Love the hip score, daddy o.
December 30, 2012
The 7th Dracula sequel to be done by Hammer, and after Scars of Dracula (1970) had stalled at the box-office, Hammer literally went for broke with this contemporary setting, instead of having it set in old Europe, they moved it to Swinging London, after much of the swinging had stopped. It was a big hit at the time, but it hasn't aged very well, and it's star looked bored to death too. It begins with Dracula (Christopher Lee) being killed by Lawrence Van Helsing (Peter Cushing) in 1872, and Van Helsing dies while killing Dracula, but Dracula's ashes and ring are taken, and buried near where Van Helsing has been laid to rest. Flash forwards 100 years, and Lorrimer Van Helsing (Cushing again), continues studying the occult like his ancestor did. Lorrimer's granddaughter Jessica Van Helsing (Stephanie Beacham), gets involved with occult worshipers led by Johnny Alucard (Christopher Neame), whose ancestor was a follower of Dracula. However, during a ritual, they bring Dracula back to life, and the murders begin all over again.
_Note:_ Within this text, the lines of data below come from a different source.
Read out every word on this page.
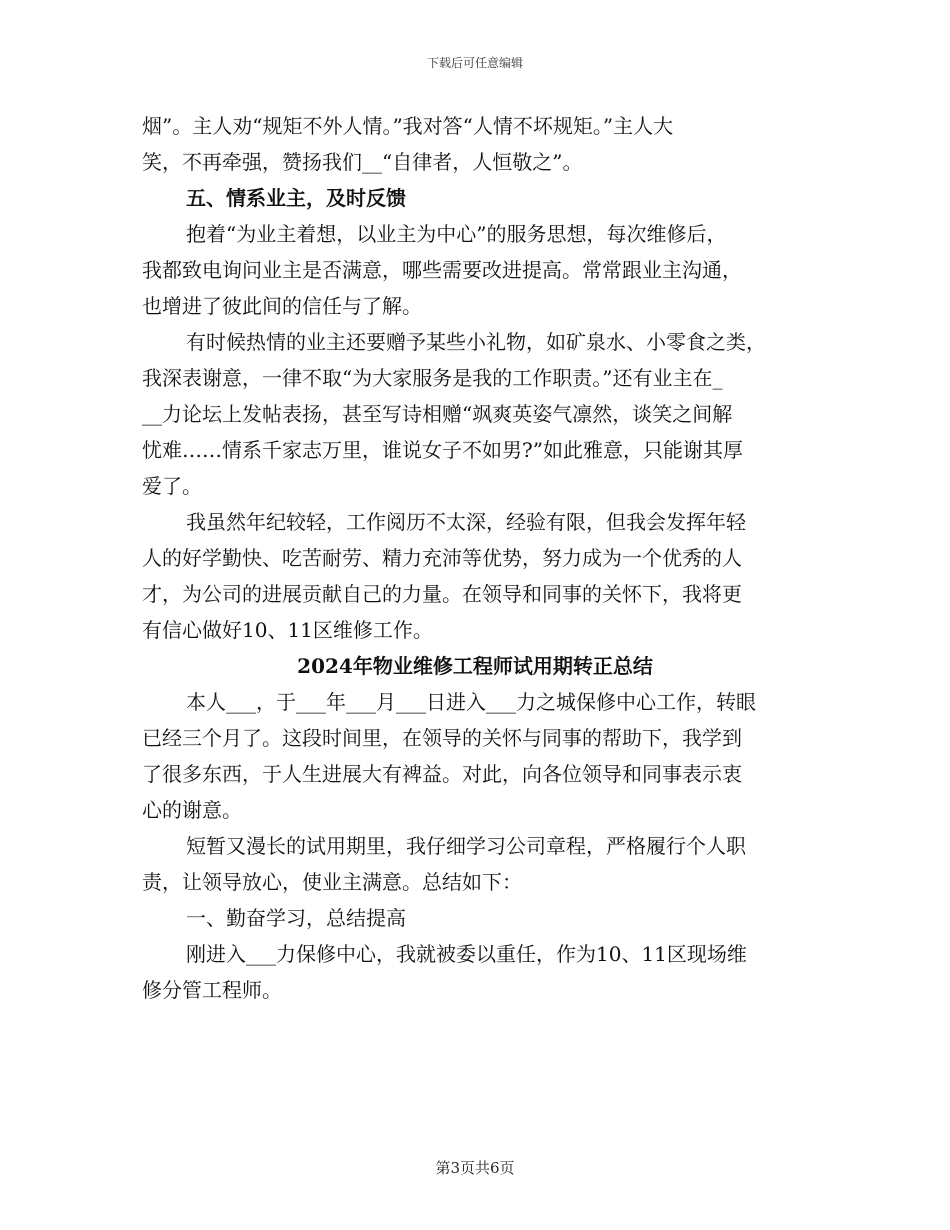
下载后可任意编辑
烟”。主人劝“规矩不外人情。”我对答“人情不坏规矩。”主人大
笑，不再牵强，赞扬我们__“自律者，人恒敬之”。
五、情系业主，及时反馈
抱着“为业主着想，以业主为中心”的服务思想，每次维修后，
我都致电询问业主是否满意，哪些需要改进提高。常常跟业主沟通，
也增进了彼此间的信任与了解。
有时候热情的业主还要赠予某些小礼物，如矿泉水、小零食之类，
我深表谢意，一律不取“为大家服务是我的工作职责。”还有业主在_
__力论坛上发帖表扬，甚至写诗相赠“飒爽英姿气凛然，谈笑之间解
忧难……情系千家志万里，谁说女子不如男?”如此雅意，只能谢其厚
爱了。
我虽然年纪较轻，工作阅历不太深，经验有限，但我会发挥年轻
人的好学勤快、吃苦耐劳、精力充沛等优势，努力成为一个优秀的人
才，为公司的进展贡献自己的力量。在领导和同事的关怀下，我将更
有信心做好10、11区维修工作。
2024年物业维修工程师试用期转正总结
本人___，于___年___月___日进入___力之城保修中心工作，转眼
已经三个月了。这段时间里，在领导的关怀与同事的帮助下，我学到
了很多东西，于人生进展大有裨益。对此，向各位领导和同事表示衷
心的谢意。
短暂又漫长的试用期里，我仔细学习公司章程，严格履行个人职
责，让领导放心，使业主满意。总结如下：
一、勤奋学习，总结提高
刚进入___力保修中心，我就被委以重任，作为10、11区现场维
修分管工程师。
第3页共6页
It's a very silly film, it might have been cool and trendy back then, but now it just looks embarrassing. Lee didn't want to do any more Dracula's at the time, but Hammer always kept coaxing him back somehow. Hammer were struggling badly at the time, and they needed a hit, and this helped them, and they were able to find money to do another sequel, which started production almost immediately after this opened.